Why This Degree Matters — Career & Research Opportunities

• Graduates are well-prepared for roles like Embedded Systems Design Engineer, FPGA / SoC Architect, Power Systems Engineer, or Communications Systems Engineer.
• The programme builds strong employability skills: hardware-software integration, FPGA prototyping, system-level design, and project management.
• Because the department is research-led and internationally active, students can use this MSc as a strong foundation for PhD studies, especially in areas like photonics, nano-electronics, or sustainable energy.
• Through the project work, many students can engage with industry-linked research, giving them visibility and experience with real-world engineering challenges.

Graduates of this MSc often move into high-impact, future-facing roles such as power systems engineers, FPGA/SoC designers, embedded systems engineers, or sustainable energy consultants.
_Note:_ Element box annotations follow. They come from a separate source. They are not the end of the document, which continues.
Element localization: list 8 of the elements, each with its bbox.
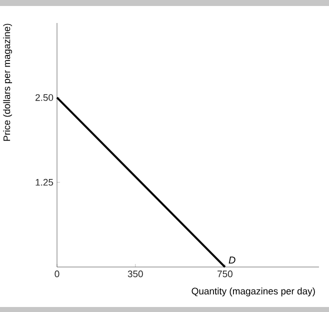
x-tick-label: 0 (54, 270, 60, 278)
x-axis-title: Quantity (magazines per day) (192, 288, 315, 296)
y-tick-label: 1.25 (36, 178, 54, 186)
annotation: D (228, 256, 236, 264)
x-tick-label: 350 (128, 270, 143, 278)
y-axis-title: Price (dollars per magazine) (3, 24, 12, 141)
x-tick-label: 750 (218, 270, 232, 278)
y-tick-label: 2.50 (36, 94, 54, 101)
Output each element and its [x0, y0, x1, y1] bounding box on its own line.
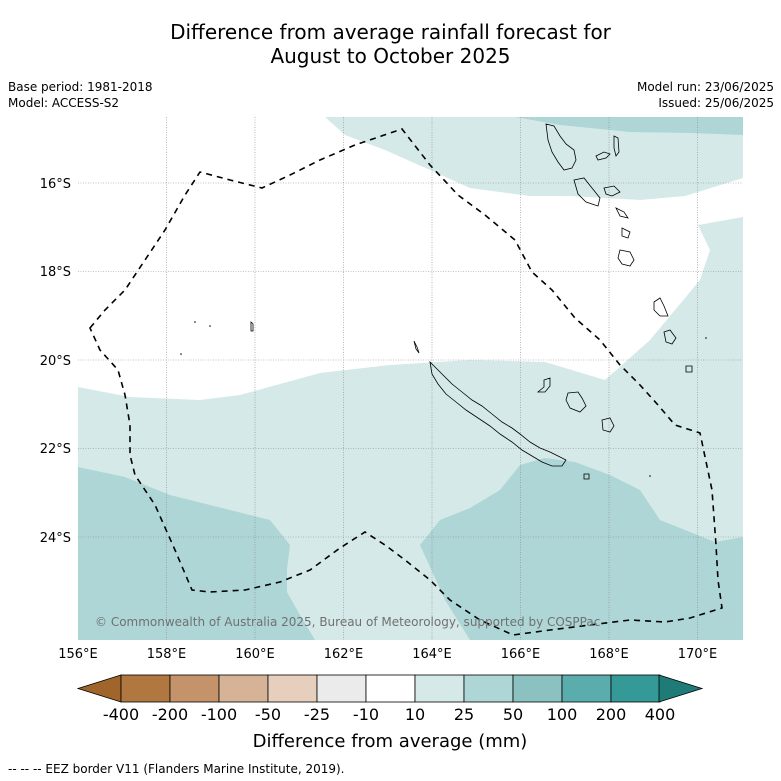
colorbar-segment: [414, 674, 465, 703]
walpole-coast: [583, 473, 590, 480]
meta-right: Model run: 23/06/2025 Issued: 25/06/2025: [637, 79, 774, 111]
colorbar-segment: [267, 674, 318, 703]
efate-coast: [621, 227, 631, 239]
colorbar-tick-label: -10: [353, 705, 379, 724]
ambrym-coast: [603, 185, 621, 197]
meta-left: Base period: 1981-2018 Model: ACCESS-S2: [8, 79, 153, 111]
issued-date: Issued: 25/06/2025: [658, 96, 774, 110]
tanna-coast: [653, 297, 669, 317]
colorbar: [76, 674, 704, 703]
model-run: Model run: 23/06/2025: [636, 80, 774, 94]
malekula-coast: [573, 177, 601, 207]
islet: [180, 353, 182, 355]
aneityum-coast: [663, 329, 677, 345]
model-name: Model: ACCESS-S2: [8, 96, 120, 110]
colorbar-tick-label: 50: [503, 705, 523, 724]
colorbar-tick-label: -200: [152, 705, 188, 724]
title-line-2: August to October 2025: [270, 44, 511, 68]
eez-border: [89, 128, 723, 636]
small-islets-west: [180, 321, 707, 477]
lat-label-22s: 22°S: [40, 442, 71, 457]
map-field: [78, 117, 743, 640]
lon-label-162e: 162°E: [324, 647, 364, 662]
title-line-1: Difference from average rainfall forecas…: [170, 20, 611, 44]
colorbar-tick-label: 100: [547, 705, 578, 724]
lon-label-158e: 158°E: [147, 647, 187, 662]
lat-label-16s: 16°S: [40, 177, 71, 192]
islet: [649, 475, 651, 477]
mid-teal-region-north: [515, 117, 743, 135]
colorbar-tick-label: 400: [645, 705, 676, 724]
ouvea-coast: [536, 377, 551, 393]
mid-teal-region-southwest: [78, 467, 315, 640]
gridlines: [78, 117, 743, 640]
colorbar-segment: [218, 674, 269, 703]
epi-coast: [615, 207, 629, 219]
lat-label-24s: 24°S: [40, 531, 71, 546]
colorbar-tick-label: -50: [255, 705, 281, 724]
base-period: Base period: 1981-2018: [8, 80, 153, 94]
chesterfield-coast: [250, 321, 254, 332]
espiritu-santo-coast: [545, 123, 577, 171]
colorbar-segment: [610, 674, 661, 703]
colorbar-tick-label: 10: [405, 705, 425, 724]
colorbar-title: Difference from average (mm): [253, 731, 528, 752]
colorbar-segment: [316, 674, 367, 703]
light-teal-region-north: [325, 117, 743, 200]
mare-coast: [601, 417, 615, 433]
islet: [705, 337, 707, 339]
islet: [209, 325, 211, 327]
colorbar-segment: [512, 674, 563, 703]
colorbar-segment: [365, 674, 416, 703]
mid-teal-region-southeast: [420, 458, 743, 640]
lat-tick-labels: 16°S 18°S 20°S 22°S 24°S: [40, 177, 71, 546]
lon-label-160e: 160°E: [235, 647, 275, 662]
lat-label-20s: 20°S: [40, 354, 71, 369]
colorbar-tick-label: -25: [304, 705, 330, 724]
belep-islands-coast: [413, 340, 420, 354]
new-caledonia-coast: [429, 360, 567, 467]
colorbar-labels: -400 -200 -100 -50 -25 -10 10 25 50 100 200 400: [103, 705, 675, 724]
colorbar-segment: [120, 674, 171, 703]
lat-label-18s: 18°S: [40, 265, 71, 280]
colorbar-tick-label: -100: [201, 705, 237, 724]
maewo-coast: [613, 135, 620, 157]
colorbar-arrow-right: [658, 674, 704, 703]
lifou-coast: [565, 391, 587, 413]
coastlines: [250, 123, 693, 480]
colorbar-segment: [561, 674, 612, 703]
colorbar-tick-label: -400: [103, 705, 139, 724]
colorbar-tick-label: 25: [454, 705, 474, 724]
footer-note: -- -- -- EEZ border V11 (Flanders Marine…: [8, 762, 345, 776]
colorbar-arrow-left: [76, 674, 122, 703]
erromango-coast: [617, 249, 635, 267]
lon-label-164e: 164°E: [412, 647, 452, 662]
colorbar-tick-label: 200: [596, 705, 627, 724]
ambae-coast: [595, 151, 611, 161]
lon-label-166e: 166°E: [501, 647, 541, 662]
lon-label-168e: 168°E: [589, 647, 629, 662]
islet: [194, 321, 196, 323]
copyright-text: © Commonwealth of Australia 2025, Bureau…: [95, 615, 600, 629]
colorbar-segment: [463, 674, 514, 703]
map-title: Difference from average rainfall forecas…: [0, 20, 781, 68]
lon-label-156e: 156°E: [58, 647, 98, 662]
hunter-island-coast: [685, 365, 693, 373]
lon-tick-labels: 156°E 158°E 160°E 162°E 164°E 166°E 168°…: [58, 647, 717, 662]
colorbar-segment: [169, 674, 220, 703]
lon-label-170e: 170°E: [678, 647, 718, 662]
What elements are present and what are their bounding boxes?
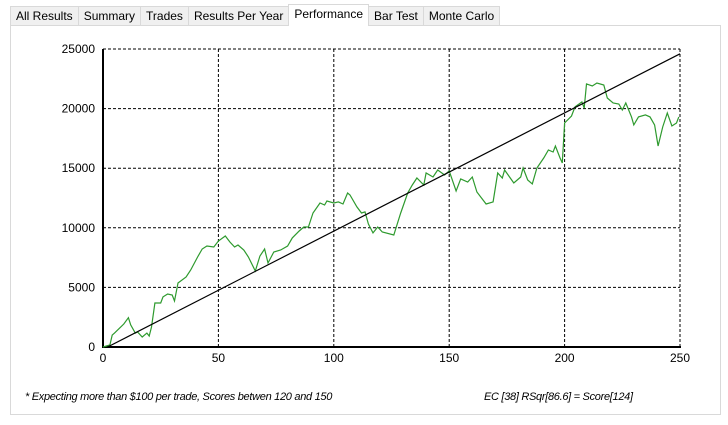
tab-performance[interactable]: Performance (288, 4, 370, 26)
performance-panel (10, 25, 721, 415)
y-tick-label: 15000 (62, 161, 96, 175)
tab-bar-test[interactable]: Bar Test (368, 6, 424, 26)
tab-summary[interactable]: Summary (77, 6, 142, 26)
y-tick-label: 5000 (68, 280, 95, 294)
y-tick-label: 20000 (62, 102, 96, 116)
tab-trades[interactable]: Trades (140, 6, 189, 26)
y-tick-label: 10000 (62, 221, 96, 235)
tab-results-per-year[interactable]: Results Per Year (187, 6, 290, 26)
y-tick-label: 25000 (62, 42, 96, 56)
regression-line (107, 53, 681, 348)
equity-curve-line (102, 82, 680, 348)
expectation-note: * Expecting more than $100 per trade, Sc… (25, 391, 333, 403)
x-tick-label: 150 (439, 351, 459, 365)
x-tick-label: 200 (555, 351, 575, 365)
x-tick-label: 100 (324, 351, 344, 365)
x-tick-label: 250 (670, 351, 690, 365)
tab-strip: All Results Summary Trades Results Per Year… (10, 4, 501, 26)
tab-monte-carlo[interactable]: Monte Carlo (422, 6, 501, 26)
x-tick-label: 50 (212, 351, 226, 365)
x-tick-label: 0 (100, 351, 107, 365)
tab-all-results[interactable]: All Results (10, 6, 79, 26)
y-tick-label: 0 (88, 340, 95, 354)
score-summary: EC [38] RSqr[86.6] = Score[124] (484, 391, 633, 403)
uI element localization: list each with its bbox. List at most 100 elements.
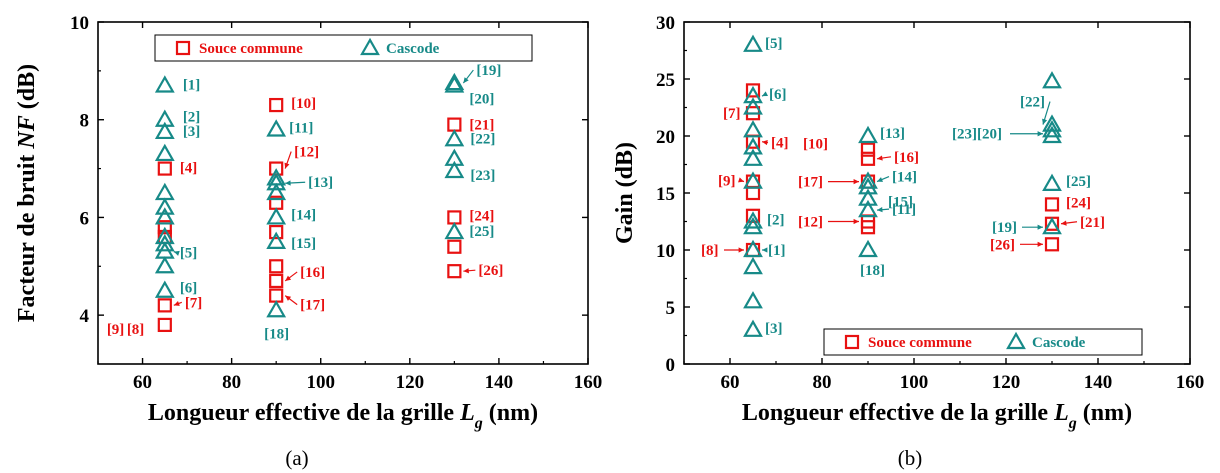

The course’s blend of software, hardware, and power systems makes it ideal for tackling carbon-neutral and next-generation technology challenges.

Progression & Future Opportunities:

• University Services & Employability Support
  • Royal Holloway’s Careers & Employability Service offers one-to-one career coaching, mock interviews, CV reviews, and regular employer engagement events.
  • The Electronic Engineering Department encourages and facilitates vacation internships, micro-placements, and group-based engineering projects that mirror industrial practice.
  • Students benefit from a team project module that simulates real industrial workflow, helping them develop collaboration, project management, and professional documentation skills.
• Employment Stats & Salary Figures
  • According to Discover Uni, electrical and electronic engineering graduates from Royal Holloway report average earnings of £33,000 around 15 months after graduation, with a typical range of £29,000 ‒ £38,000.
  • Their employment rate 15 months post-graduation is 100% (for those surveyed), demonstrating strong employability in this field.
• University–Industry Relationships
  • The course is closely aligned with Royal Holloway’s research in sustainable power generation and FPGA-based system design, ensuring students engage with cutting-edge problems that matter in industry.
  • The department maintains strong links with regional and national industry, offering students exposure to professional engineering practice and potential collaborations.
• Accreditation & Long-Term Professional Value
  • The Electronic Engineering department (including this master’s) is part of a program base that is accredited by the Institution of Engineering and Technology (IET), meaning graduates are well-prepared for Chartered Engineer (CEng) status in future.
  • The advanced technical training — especially in FPGA, power systems, and SoC design — gives this MSc strong long-term value for both R&D and applied engineering careers.
• Graduation Outcomes
  • Students finish with specialist knowledge in integrating software and hardware, designing complex circuitries on heterogeneous platforms, and working on sustainable power-generation systems.
  • The engineering project (which can be in collaboration with industry) provides hands-on experience and a concrete piece of work to show to future employers.

Further Academic Progression:

• After completing this MSc, a student could go on to pursue a PhD in Electronic Engineering at Royal Holloway, building on their project work and specialization in FPGA systems or sustainable power.
• Alternatively, they could enrol in an MSc by Research (e.g., in power systems or nano-electronics) if they want a more research-intensive experience.
• For those looking to further their professional standing, they may also seek Chartered Engineer (CEng) qualification through IET, leveraging their accredited master’s degree.